Deposition of ultrathin ferroelectric ZrO2 film by ion-beam sputtering.
Deposition of ultrathin ferroelectric ZrO2 film by ion-beam sputtering.

Ferroelectric binary oxides promise a next generation of low-voltage and -power nonvolatile memory and other nanoscale devices. This type of ferroelectric material could prove ideal for negative capacitance dielectrics in field-effect transistors and switching devices in memory and neuromorphic computing. But polycrystalline silicon (Si)-doped hafnium oxide (HfO2) and recently reported zirconium oxide (ZrO2) ferroelectrics face three major challenges: the ‘wake-up’ effect, where electrical cycling is required before ferroelectric behavior is initiated; retention; and fatigue.

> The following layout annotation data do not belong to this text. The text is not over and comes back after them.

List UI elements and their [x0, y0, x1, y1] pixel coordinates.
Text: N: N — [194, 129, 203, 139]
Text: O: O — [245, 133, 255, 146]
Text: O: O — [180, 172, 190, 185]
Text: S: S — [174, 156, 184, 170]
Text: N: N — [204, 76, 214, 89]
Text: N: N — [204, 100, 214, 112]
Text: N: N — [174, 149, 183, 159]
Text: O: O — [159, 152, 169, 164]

Now, for the first time, researchers have produced epitaxial ferroelectric pure ZrO2 thin films on (011)-Nb:SrTiO3 substrates that show no wake-up effect and are stable over millions of cycles [Silva et al., Applied Materials Today 30 (2023) 101708,].

“In the ZrO2 thin films, the wake-up effect, which is problematic for integrating these materials into reliable memory technologies, was not observed because of their epitaxial nature,” says José P. B. Silva, first author of the report.

The team from the Universities of Minho, Porto, and Aveiro in Portugal, the University of Bucharest and National Institute of Materials Physics in Romania, Ural Federal University in Russia, and Judith L. MacManus-Driscoll’s group at the University of Cambridge in the UK used ion-beam sputtering to produce 8-nm-thick films of stable orthorhombic ZrO2. What turns out to be crucial for the successful growth of the thin films is the type and orientation of the substrate. While (011)-orientation Nb:SrTiO3 substrates facilitate the growth of pure orthorhombic phase ZrO2 films, differently oriented (001) substrates produce a mix of phases.

“There is strong and clear validation of our findings as we used a wide variety of characterization tools and calculations to prove the presence and stability of the orthorhombic phase,” points out Silva.

Moreover, the epitaxial orthorhombic ZrO2 films demonstrate a novel and unexpected negative piezoelectric coefficient, which has not been observed in ZrO2 films before.

“There is strong potential for epitaxial ZrO2 thin films in next-generation memory and sensing devices,” adds Silva.

The ability to produce thin films of ferroelectric ZrO2 using ion-beam sputtering is promising for several reasons. Not only is this technique compatible with industrial processes, but ZrO2 is fifty times more abundant and accessible than more widely investigated HfO2. Moreover, the researchers believe that in-plane strain or doping could offer control over active oxygen content to optimize ferroelectric behavior and/or change the sign of the piezoelectric response.